Moving towards more complex scenarios, let’s consider a Series with even more levels in its index and how we can apply xs() in such situations.

data = list(range(1, 9))
index = pd.MultiIndex.from_product([['a', 'b'], ['1', '2'], ['x', 'y']], names=['L1', 'L2', 'L3'])
series = pd.Series(data, index=index)

# Extracting data where 'L2' is '2' and 'L3' is 'y'
print(series.xs(('2', 'y'), level=['L2', 'L3']))


a    4
b    8
dtype: int64

This example showcases the ability to extract slices of data based on multiple levels of indexing, illustrating the nuanced power of the xs() method.

Handling Missing Index Levels

One might wonder what happens if the specified key or level does not exist. The xs() method is equipped to handle such scenarios gracefully, returning an empty Series if no matching data is found. Let’s see this in action:

print(series.xs('3', level='L2'))


Series([], dtype: int64)

This behavior is particularly useful in data analysis tasks, where the absence of expected data can be just as informative as its presence.

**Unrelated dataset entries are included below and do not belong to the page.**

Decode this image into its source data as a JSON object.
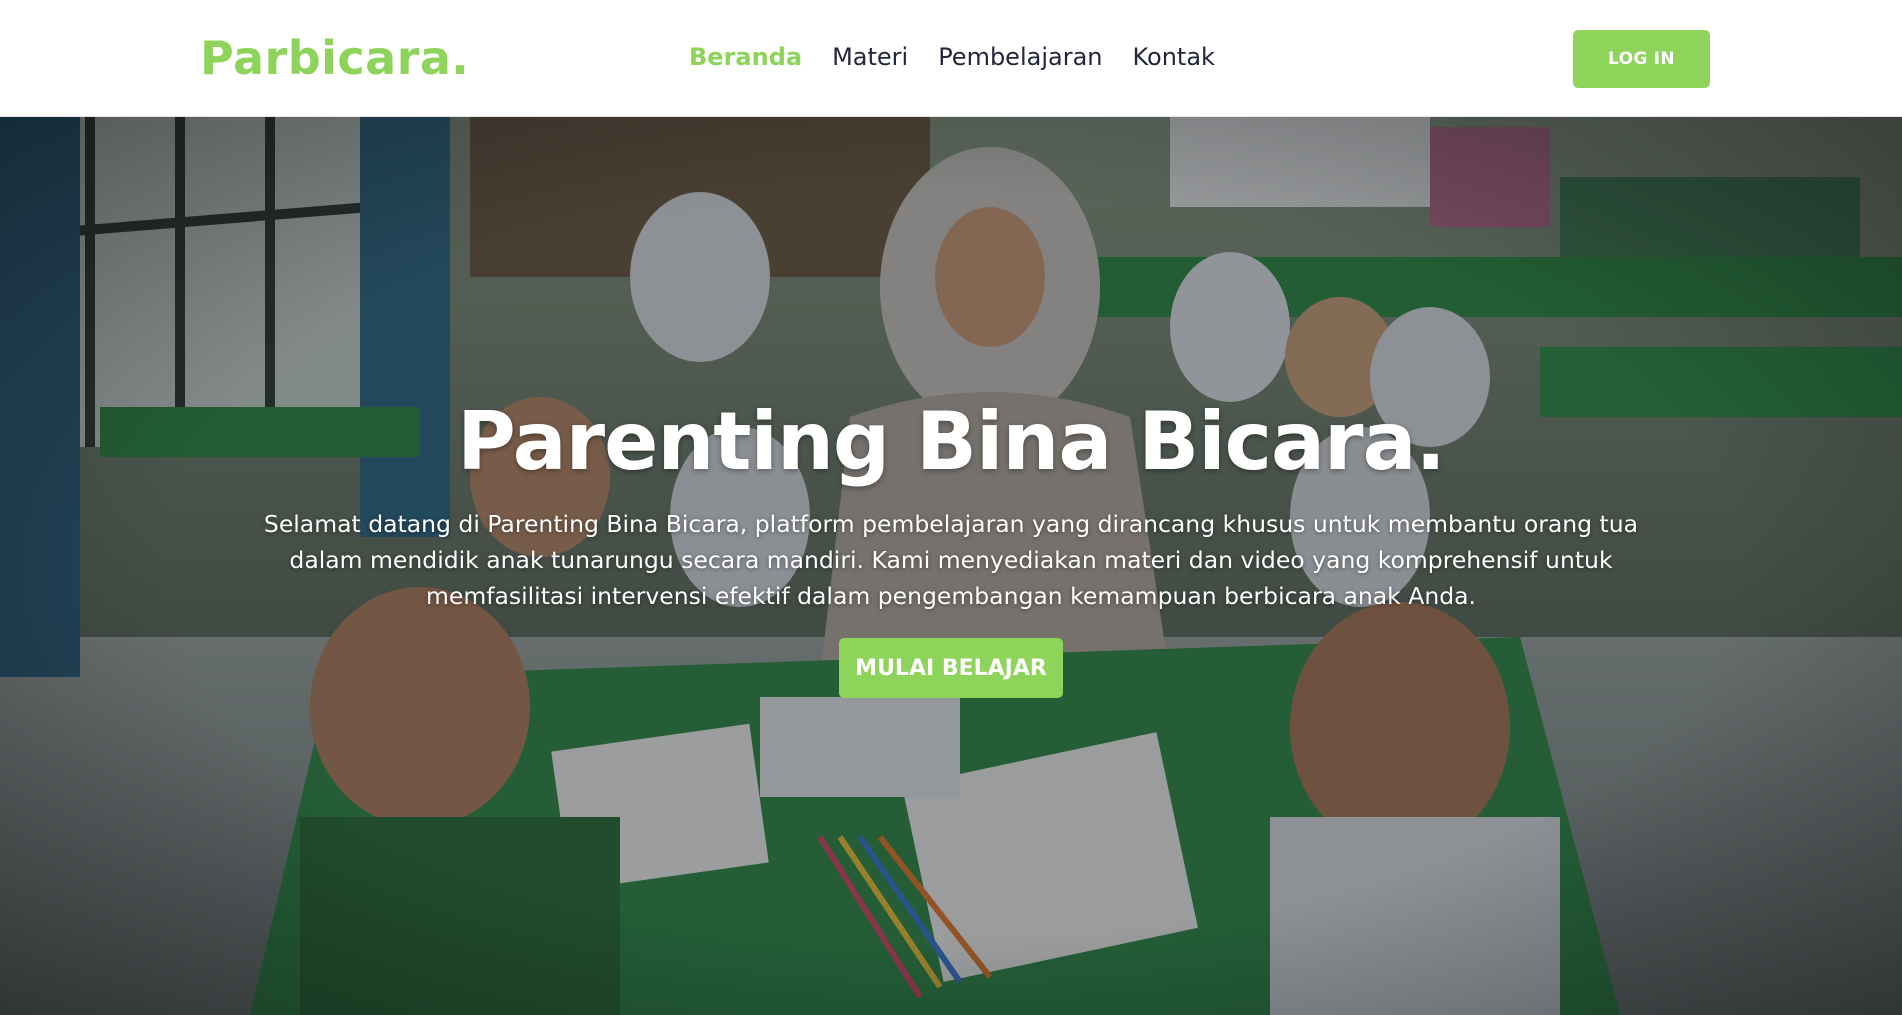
{
  "header": {
    "brand": "Parbicara.",
    "nav": [
      {
        "label": "Beranda",
        "active": true
      },
      {
        "label": "Materi",
        "active": false
      },
      {
        "label": "Pembelajaran",
        "active": false
      },
      {
        "label": "Kontak",
        "active": false
      }
    ],
    "login_label": "LOG IN"
  },
  "hero": {
    "title": "Parenting Bina Bicara.",
    "description": "Selamat datang di Parenting Bina Bicara, platform pembelajaran yang dirancang khusus untuk membantu orang tua dalam mendidik anak tunarungu secara mandiri. Kami menyediakan materi dan video yang komprehensif untuk memfasilitasi intervensi efektif dalam pengembangan kemampuan berbicara anak Anda.",
    "cta_label": "MULAI BELAJAR",
    "background_image": "classroom-photo"
  },
  "colors": {
    "accent": "#8ed45a",
    "nav_text": "#23263a",
    "hero_text": "#ffffff"
  }
}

The pandas.Series.xs() method is a robust tool for extracting specific slices of data from series with multi-level indices. Through several examples, we’ve seen how it can simplify the process of accessing hierarchical data structures. Its ability to extract data based on single or multiple levels of indexing adds a layer of flexibility that can immensely benefit data manipulation and analysis tasks. Understanding how to effectively use the xs() method can enhance your data processing workflows, making data extraction both straightforward and versatile.